Australia Day is an accumulation of nine years of drafts that Melanie never expected to turn into a book. After attending meetings at The Creative Doctors Network with her work and being encouraged and validated, Melanie read through her drafts and was pleasantly surprised to find recurring themes: chance encounters, identity, multiculturalism and family. When writing became “a compulsion, something I needed to do” she turned to Writers Victoria, attending a short story course with tutor Emmett Stinson where she met her mentor Mark Smith; “the breadth of courses, quality of tutors and networking and meeting other writers was fantastic, I can’t say enough good things about Writers Victoria.” 

In 2016, Australia Day won the Victorian Premiers Literary Award for an Unpublished Manuscript. Melanie was approached by Text Publishing shortly afterwards. “I can’t image a better publisher” Melanie tells me, “Michael Heyward and Text have been passionate about Australia Day from the beginning and I have really enjoyed the editing process.” Her original manuscript was “pretty raw” yet with help from her editor Elizabeth Cowell, she hooked onto the skeleton of the book and created three entirely new stories. Melanie has enjoyed the process immensely, used to writing for competitions and journals with strict guidelines, now she can write freely. It has been “wonderful and slightly disorientating” for Melanie to be able to email writer idol Jane Harper for advice, and with news on the day of our interview that Australia Day has been shortlisted for The Readings Prize for New Australian Fiction 2017, her email list looks to grow and grow. 

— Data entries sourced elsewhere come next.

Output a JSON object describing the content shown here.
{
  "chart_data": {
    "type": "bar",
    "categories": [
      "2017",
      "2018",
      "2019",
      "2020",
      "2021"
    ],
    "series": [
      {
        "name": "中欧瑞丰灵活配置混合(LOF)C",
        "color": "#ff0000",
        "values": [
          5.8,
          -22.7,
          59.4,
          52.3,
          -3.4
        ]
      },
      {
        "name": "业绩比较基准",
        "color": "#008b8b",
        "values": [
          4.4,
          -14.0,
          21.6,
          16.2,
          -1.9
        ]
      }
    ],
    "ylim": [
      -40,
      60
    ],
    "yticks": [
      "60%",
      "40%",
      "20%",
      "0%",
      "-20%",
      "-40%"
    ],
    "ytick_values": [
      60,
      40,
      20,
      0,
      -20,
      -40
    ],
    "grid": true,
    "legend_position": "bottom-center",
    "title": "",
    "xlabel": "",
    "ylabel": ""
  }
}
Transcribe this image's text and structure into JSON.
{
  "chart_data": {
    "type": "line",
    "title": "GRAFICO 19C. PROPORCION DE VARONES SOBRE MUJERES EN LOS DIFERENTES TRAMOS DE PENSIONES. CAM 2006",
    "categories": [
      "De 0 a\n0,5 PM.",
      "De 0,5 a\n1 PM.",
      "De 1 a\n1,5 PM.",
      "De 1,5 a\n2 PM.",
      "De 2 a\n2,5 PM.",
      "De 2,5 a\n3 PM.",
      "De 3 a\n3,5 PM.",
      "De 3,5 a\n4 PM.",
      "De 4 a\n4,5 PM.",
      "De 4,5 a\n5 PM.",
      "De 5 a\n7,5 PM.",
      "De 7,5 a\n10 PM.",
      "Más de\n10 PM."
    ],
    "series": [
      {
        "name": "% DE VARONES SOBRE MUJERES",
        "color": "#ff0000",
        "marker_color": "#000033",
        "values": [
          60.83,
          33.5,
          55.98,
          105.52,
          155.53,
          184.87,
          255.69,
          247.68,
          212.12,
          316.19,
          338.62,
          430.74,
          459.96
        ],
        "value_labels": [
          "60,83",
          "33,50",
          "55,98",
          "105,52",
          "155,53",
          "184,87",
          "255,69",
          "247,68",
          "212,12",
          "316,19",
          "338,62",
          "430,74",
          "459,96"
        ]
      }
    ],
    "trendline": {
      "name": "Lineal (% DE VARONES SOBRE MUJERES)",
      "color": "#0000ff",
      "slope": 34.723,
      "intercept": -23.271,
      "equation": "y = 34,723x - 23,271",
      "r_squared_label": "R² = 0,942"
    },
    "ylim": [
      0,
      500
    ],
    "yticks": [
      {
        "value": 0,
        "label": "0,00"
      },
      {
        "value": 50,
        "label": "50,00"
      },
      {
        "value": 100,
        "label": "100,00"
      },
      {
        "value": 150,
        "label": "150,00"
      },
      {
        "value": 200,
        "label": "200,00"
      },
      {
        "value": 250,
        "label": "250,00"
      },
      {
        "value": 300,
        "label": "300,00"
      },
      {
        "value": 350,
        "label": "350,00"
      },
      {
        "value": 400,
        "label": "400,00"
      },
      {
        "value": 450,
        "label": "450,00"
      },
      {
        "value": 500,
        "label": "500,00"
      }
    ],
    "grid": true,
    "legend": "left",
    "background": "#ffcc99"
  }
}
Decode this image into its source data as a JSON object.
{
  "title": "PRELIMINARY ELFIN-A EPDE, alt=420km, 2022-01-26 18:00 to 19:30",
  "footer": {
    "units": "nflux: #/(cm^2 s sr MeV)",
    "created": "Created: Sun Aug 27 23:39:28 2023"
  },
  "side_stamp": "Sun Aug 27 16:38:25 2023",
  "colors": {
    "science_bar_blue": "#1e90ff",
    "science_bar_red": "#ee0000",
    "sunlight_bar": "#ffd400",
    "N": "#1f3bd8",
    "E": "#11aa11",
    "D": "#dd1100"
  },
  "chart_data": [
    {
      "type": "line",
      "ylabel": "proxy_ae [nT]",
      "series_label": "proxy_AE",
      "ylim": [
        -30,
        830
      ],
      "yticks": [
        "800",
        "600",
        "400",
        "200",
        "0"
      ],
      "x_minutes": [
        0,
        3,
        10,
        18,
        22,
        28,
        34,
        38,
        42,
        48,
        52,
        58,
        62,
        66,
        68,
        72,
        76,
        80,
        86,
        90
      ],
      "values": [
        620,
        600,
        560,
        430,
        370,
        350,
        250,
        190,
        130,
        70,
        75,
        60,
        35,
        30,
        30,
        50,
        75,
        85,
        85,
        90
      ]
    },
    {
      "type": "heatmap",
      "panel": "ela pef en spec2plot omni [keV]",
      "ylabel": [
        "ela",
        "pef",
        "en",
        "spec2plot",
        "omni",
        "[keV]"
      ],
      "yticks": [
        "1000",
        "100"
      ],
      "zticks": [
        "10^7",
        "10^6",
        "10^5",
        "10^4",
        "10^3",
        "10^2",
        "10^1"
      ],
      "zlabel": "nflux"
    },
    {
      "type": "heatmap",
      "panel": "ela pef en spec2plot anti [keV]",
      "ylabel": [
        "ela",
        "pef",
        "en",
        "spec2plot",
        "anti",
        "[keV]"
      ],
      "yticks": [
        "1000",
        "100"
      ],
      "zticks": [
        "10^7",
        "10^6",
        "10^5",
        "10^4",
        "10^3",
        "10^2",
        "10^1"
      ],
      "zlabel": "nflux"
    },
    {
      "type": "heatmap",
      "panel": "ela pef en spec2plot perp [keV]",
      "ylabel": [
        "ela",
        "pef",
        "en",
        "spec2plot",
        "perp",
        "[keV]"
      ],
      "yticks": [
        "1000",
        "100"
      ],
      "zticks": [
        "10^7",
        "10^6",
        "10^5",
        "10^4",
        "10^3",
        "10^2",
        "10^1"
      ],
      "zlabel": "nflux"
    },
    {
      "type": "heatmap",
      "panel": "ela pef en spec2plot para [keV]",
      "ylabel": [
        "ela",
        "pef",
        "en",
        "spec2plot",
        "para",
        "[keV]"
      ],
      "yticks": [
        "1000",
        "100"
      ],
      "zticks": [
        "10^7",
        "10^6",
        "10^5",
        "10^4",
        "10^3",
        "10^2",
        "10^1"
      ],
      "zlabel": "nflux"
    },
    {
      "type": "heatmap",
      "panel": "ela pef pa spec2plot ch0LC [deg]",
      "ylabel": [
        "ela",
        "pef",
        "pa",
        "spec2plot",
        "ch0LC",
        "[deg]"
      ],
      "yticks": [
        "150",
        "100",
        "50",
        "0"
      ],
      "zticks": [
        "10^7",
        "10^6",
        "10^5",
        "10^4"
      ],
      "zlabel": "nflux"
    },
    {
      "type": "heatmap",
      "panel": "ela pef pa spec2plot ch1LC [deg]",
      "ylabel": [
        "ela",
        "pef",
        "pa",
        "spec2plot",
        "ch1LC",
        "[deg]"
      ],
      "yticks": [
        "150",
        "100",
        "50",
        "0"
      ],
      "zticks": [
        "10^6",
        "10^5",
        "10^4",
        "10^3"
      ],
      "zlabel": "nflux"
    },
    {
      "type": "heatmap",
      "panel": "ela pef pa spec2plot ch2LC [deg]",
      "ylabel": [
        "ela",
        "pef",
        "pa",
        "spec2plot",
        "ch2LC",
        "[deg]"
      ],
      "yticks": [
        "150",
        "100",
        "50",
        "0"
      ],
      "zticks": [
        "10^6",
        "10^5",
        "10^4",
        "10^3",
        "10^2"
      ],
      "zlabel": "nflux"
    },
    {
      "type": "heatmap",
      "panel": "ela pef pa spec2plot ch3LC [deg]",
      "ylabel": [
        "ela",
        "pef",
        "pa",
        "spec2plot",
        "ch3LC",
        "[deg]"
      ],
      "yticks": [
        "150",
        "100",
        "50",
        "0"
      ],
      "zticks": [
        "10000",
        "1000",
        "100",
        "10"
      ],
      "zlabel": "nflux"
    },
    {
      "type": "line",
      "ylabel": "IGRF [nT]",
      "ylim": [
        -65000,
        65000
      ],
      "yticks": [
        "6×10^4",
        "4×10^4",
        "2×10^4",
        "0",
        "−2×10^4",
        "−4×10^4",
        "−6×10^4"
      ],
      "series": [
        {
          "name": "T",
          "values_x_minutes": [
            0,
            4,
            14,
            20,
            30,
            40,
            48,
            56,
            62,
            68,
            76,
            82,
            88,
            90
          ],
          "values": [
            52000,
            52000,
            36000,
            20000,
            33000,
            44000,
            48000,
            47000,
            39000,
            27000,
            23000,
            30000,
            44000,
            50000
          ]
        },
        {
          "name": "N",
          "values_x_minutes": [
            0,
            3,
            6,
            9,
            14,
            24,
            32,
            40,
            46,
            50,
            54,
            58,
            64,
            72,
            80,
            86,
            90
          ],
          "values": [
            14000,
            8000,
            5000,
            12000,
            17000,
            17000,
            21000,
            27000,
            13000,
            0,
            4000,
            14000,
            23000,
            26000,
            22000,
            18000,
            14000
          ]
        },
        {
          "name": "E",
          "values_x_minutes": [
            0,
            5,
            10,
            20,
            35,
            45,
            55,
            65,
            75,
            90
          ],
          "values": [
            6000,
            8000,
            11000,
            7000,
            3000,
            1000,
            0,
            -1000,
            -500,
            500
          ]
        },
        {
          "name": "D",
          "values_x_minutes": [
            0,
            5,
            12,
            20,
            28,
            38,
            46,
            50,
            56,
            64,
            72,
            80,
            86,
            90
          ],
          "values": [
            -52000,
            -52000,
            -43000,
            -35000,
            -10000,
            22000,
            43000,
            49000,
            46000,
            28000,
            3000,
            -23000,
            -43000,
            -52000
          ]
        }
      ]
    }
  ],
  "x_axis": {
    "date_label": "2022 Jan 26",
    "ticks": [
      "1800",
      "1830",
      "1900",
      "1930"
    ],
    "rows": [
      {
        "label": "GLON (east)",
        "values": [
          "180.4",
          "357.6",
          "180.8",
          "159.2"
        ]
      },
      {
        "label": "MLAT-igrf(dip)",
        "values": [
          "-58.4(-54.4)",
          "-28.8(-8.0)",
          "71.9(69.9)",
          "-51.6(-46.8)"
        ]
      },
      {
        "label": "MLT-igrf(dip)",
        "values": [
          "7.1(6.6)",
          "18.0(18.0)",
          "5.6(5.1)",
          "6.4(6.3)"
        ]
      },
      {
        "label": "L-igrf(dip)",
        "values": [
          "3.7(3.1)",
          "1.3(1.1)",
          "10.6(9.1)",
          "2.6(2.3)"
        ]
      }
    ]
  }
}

Melanie has been commissioned by Text Publishing for another novel, on which she is busily writing now. “I carve out my time with a dedicated writing day on Mondays and big chunks of writing every evening. I write when my son takes a nap, and for the six hours when my daughter is at school, a recent luxury.’ Often, she writes at Bargoonga Nganjin, tucked away in one of the meeting rooms while trams stream past and the library slowly empties and fills. As deadlines loom, she sets targets for the week, not the day. 

I can’t wait to read her new book and see her talk at The Melbourne Writers Festival. It’s exciting to watch a writer soar, their work you connect with completely. Now, a different kind of deadline approaches, Melanie has to pick up her daughter from school. After we say goodbye and she disappears into the afternoon, I settle into one of the comfy chairs by the window to read Australia Day again, the sun on my face. I only put it down when the library closes at six.  On the way home, I walk through Fitzroy North for a while, looking for Australian faces and Australian stories.   

This interview first appeared on Writers Victoria’s Spotlight On Series.